Mais la réalité est moins dorée pour les travailleurs auto-entrepreneurs de ces plateformes : pas de contrat de travail ni d’accès aux droits du travail salarié, rémunération à la course, horaires à rallonge, baisse du tarif des courses chez des plateformes où ce sont des algorithmes - c'est-à-dire des programmes informatiques - opaques qui décident de l’attribution des courses… Bref, ces plateformes signifient pour eux précarité et mauvaises conditions de travail.

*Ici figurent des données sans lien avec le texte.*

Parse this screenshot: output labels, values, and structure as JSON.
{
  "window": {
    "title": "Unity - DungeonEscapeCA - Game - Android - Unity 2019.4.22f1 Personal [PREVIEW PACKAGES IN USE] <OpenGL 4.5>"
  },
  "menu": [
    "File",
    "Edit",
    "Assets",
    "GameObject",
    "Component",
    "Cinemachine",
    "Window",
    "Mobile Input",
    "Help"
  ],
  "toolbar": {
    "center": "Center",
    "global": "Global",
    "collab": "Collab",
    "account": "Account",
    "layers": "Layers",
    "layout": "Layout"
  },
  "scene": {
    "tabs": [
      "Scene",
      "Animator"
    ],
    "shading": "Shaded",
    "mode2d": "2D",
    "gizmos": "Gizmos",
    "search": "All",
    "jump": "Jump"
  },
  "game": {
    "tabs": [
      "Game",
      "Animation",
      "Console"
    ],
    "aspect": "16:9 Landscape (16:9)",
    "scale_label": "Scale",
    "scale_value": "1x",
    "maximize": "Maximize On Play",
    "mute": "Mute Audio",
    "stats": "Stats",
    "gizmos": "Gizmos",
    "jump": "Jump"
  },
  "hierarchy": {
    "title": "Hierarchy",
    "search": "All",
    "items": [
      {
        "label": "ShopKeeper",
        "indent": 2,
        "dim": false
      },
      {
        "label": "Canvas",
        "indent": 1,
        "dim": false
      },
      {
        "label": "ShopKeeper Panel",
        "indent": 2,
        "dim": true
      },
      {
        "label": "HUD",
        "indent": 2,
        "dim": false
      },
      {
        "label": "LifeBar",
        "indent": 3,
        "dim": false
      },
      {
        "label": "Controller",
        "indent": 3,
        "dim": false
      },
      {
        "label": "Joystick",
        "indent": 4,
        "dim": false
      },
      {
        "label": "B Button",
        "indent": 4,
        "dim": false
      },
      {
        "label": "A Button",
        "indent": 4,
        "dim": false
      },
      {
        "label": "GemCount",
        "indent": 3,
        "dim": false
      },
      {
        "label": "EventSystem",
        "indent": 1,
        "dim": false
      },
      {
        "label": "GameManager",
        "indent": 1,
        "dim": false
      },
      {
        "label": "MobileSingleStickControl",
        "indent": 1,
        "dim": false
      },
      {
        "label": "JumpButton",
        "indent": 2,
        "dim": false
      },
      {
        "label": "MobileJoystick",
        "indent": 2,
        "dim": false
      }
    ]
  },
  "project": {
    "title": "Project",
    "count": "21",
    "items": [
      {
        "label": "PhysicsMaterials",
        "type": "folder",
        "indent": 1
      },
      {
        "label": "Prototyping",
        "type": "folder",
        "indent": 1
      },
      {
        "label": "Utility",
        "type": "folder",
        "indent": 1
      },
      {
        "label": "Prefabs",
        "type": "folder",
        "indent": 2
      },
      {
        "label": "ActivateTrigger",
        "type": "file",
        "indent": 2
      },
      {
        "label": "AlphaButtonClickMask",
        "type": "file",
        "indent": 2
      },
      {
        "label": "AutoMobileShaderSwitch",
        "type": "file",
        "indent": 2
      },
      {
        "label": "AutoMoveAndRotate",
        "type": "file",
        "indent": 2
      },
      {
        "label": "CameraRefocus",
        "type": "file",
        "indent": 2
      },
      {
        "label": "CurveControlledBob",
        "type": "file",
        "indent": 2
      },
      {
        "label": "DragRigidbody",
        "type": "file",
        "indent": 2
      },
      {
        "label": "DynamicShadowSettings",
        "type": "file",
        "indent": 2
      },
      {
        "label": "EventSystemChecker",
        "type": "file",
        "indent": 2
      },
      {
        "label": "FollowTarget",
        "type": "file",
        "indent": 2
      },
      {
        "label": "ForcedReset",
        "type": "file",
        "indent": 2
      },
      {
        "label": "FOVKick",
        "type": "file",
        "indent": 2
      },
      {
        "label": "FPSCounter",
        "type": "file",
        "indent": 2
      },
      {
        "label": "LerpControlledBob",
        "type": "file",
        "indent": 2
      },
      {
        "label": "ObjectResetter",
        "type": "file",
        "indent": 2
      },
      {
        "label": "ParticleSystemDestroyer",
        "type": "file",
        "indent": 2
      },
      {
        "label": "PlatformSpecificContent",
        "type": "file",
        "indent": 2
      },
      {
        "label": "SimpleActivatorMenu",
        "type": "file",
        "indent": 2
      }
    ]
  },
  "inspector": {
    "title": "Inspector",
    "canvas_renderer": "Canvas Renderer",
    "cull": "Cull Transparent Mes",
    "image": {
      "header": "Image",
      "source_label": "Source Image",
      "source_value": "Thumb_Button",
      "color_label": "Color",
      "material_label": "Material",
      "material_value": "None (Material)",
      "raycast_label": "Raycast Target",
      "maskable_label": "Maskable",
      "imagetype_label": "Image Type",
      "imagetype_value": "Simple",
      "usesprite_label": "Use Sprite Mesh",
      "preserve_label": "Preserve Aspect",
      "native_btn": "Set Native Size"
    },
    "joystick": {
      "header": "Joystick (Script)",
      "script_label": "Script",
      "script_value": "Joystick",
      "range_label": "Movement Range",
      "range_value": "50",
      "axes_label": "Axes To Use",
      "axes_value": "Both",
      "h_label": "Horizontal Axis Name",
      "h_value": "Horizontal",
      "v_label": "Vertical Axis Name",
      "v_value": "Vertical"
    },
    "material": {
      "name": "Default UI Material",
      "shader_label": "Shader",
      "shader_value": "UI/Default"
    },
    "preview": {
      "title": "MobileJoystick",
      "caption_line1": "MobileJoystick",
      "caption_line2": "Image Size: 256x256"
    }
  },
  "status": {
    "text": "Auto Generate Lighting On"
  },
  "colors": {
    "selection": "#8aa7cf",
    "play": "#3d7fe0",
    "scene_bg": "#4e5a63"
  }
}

Coopérative : lucrativité limitée et gouvernance démocratique

Face à cette économie des plateformes numériques aussi appelées « ubérisation », en référence à l’entreprise de VTC Uber, des travailleurs s’organisent collectivement depuis quelques années en créant des coopératives. Ces structures de l’économie sociale et solidaire reposent sur une lucrativité limitée et une gouvernance démocratique, selon le principe un sociétaire (un salarié qui a acheté des parts sociales), une voix. Ainsi, avec ces coopératives, les travailleurs reprennent la main sur leur travail. D’abord, en se salariant. Mais surtout, en gérant eux-mêmes leur structure, en prenant les décisions liées à leur activité et leur fonctionnement. « La coopérative appartient à ses salariés-sociétaires », résume Cyril Poumailloux, cogérant des Coursiers Bordelais, qui compte sept salariés, dont quatre sociétaires, tous en CDI de 35 heures.

Le mouvement coopératif est particulièrement dynamique dans le secteur des courses à vélo où les initiatives se multiplient. Coursiers Bordelais, Cargonautes à Paris, Naofood et Tout en vélo à Nantes, Kooglof à Strasbourg… Une quarantaine de coopératives de livreurs à vélo sont nées depuis le mitan des années 2010. Beaucoup sont réunies au sein de la fédération internationale Coopcycle. Laquelle propose d’ailleurs, sur sa page d’accueil, un moteur de recherche des restaurants partenaires des coopératives ville par ville.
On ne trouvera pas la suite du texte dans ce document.